Clinton attributes the eclectic nature of his aesthetic to his upbringing as a songwriting gun-for-hire, which by nature broadened his own artistic palette significantly.


"My love of different musics comes from songwriting. When you were in the Brill Building you had to write songs for every artist that came out: you had to try to think about what kind of song that person was making and how to cater a song to whatever style was hot.


"You learned that when songwriting was still a thing - back before everybody started writing their own songs. And if you look at somebody like The Beatles they had four guys and they were all writing different, and all those styles worked, so it's really cool when a group got a lot of different things they can lean on.



"I always thought of Motown as one artist with a bunch of different writers: we had all kinds of styles of producers and writers at Motown and the company was like an artist. So that's what I did with the group - different members of the band featured on each song. So whether it was Bootsy [Collins], Garry Shider, Bernie [Worrell], Fred Wesley, Junie Morrison - it didn't matter, all of them had great styles - and then there were all the other singers."


One imagines that back in his Brill Building days Clinton had little idea of the wild ride awaiting him around the corner.

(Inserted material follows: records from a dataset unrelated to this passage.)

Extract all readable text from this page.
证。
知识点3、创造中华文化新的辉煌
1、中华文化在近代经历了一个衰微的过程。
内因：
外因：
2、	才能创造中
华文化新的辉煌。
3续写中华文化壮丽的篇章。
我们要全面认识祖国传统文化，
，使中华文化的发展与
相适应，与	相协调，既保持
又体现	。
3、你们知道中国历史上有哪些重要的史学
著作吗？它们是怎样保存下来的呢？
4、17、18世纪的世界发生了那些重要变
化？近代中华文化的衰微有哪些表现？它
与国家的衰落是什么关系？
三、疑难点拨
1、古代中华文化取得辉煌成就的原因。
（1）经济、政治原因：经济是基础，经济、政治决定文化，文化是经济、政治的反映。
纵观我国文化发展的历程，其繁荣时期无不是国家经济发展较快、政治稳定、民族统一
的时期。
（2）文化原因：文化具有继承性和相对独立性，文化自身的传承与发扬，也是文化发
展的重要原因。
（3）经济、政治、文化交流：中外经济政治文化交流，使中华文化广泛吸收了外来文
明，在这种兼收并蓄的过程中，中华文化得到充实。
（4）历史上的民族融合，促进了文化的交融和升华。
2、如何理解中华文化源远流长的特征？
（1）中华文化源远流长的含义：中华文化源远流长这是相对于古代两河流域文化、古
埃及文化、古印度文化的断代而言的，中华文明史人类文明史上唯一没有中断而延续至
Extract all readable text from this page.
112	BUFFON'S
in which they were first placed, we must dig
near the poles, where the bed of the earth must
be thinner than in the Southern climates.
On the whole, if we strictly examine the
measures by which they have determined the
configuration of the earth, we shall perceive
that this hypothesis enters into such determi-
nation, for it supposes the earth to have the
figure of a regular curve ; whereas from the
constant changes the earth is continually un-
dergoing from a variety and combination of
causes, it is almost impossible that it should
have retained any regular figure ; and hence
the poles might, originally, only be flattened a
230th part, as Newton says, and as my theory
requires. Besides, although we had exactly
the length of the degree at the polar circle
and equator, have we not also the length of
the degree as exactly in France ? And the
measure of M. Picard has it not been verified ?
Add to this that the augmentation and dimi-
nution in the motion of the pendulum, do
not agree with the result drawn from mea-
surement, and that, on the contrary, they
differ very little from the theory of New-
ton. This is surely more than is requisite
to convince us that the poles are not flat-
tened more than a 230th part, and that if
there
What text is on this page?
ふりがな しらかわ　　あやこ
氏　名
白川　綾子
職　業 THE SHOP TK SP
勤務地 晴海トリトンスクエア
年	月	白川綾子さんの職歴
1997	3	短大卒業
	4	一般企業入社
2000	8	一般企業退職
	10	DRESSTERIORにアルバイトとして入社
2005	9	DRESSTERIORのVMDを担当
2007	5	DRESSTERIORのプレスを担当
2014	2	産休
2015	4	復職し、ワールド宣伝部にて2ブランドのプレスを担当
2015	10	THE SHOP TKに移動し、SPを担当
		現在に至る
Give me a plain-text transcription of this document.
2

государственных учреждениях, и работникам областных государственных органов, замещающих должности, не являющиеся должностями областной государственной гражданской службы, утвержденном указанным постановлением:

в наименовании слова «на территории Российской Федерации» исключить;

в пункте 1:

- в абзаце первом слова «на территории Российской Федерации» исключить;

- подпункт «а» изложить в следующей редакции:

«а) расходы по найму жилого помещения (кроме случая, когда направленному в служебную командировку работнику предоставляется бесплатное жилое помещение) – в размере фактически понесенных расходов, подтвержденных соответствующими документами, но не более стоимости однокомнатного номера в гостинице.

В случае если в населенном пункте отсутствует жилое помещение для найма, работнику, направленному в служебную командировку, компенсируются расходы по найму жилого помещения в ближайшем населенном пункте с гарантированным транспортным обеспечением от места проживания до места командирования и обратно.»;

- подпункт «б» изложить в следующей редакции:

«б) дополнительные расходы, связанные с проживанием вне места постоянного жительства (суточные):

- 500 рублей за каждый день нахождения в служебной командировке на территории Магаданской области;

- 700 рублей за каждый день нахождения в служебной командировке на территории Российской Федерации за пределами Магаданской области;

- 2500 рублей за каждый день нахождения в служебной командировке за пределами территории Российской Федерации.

"You have no idea," he guffaws. "Especially back then you were singing doo-wop love songs and we never even thought about rock'n'roll - psychedelic rock'n'roll - coming in, or P-Funk with the horns and things. And you never thought about hip hop!"


Back in the early '80s the nascent hip hop movement brought widespread attention back towards Clinton and P-Funk as DJs and rappers began mining their fertile back catalogue for samples.


"That gave us another opening to start all over again and reinvent ourselves. Because they kept the songs alive and because we were always playing them - we were always playing the songs live. Like even today we're playing as a live band while most of them have tracks - one instrument and one musician - but they don't have a whole band, so people really don't get to see a whole band so much.


"And all of those songs are on so many hit [hip hop] records, the kids love it: 'Oh, you play on De La Soul's record! You play on Dr Dre's record! You play on Tupac's record!' We don't mind if that's how they do it, but eventually they learn that we did it."


The advent of hip hop and rap opened up a whole new world of collaborations for Clinton - such as his guest spot on Kendrick Lamar's 2015 hit album To Pimp A Butterfly, through to working alongside Flying Lotus, Thundercat, N.E.R.D. and more - which in turn introduced him to enormous new audiences.


"Oh, it's amazing," he continues. "Imagine if Kendrick Lamar came and wanted to do a record! He is like the shit in this area, I love it! So when he came that made a lot of other people aware, like Flying Lotus and all of those cats - that's like a brand new set of P-Funk!"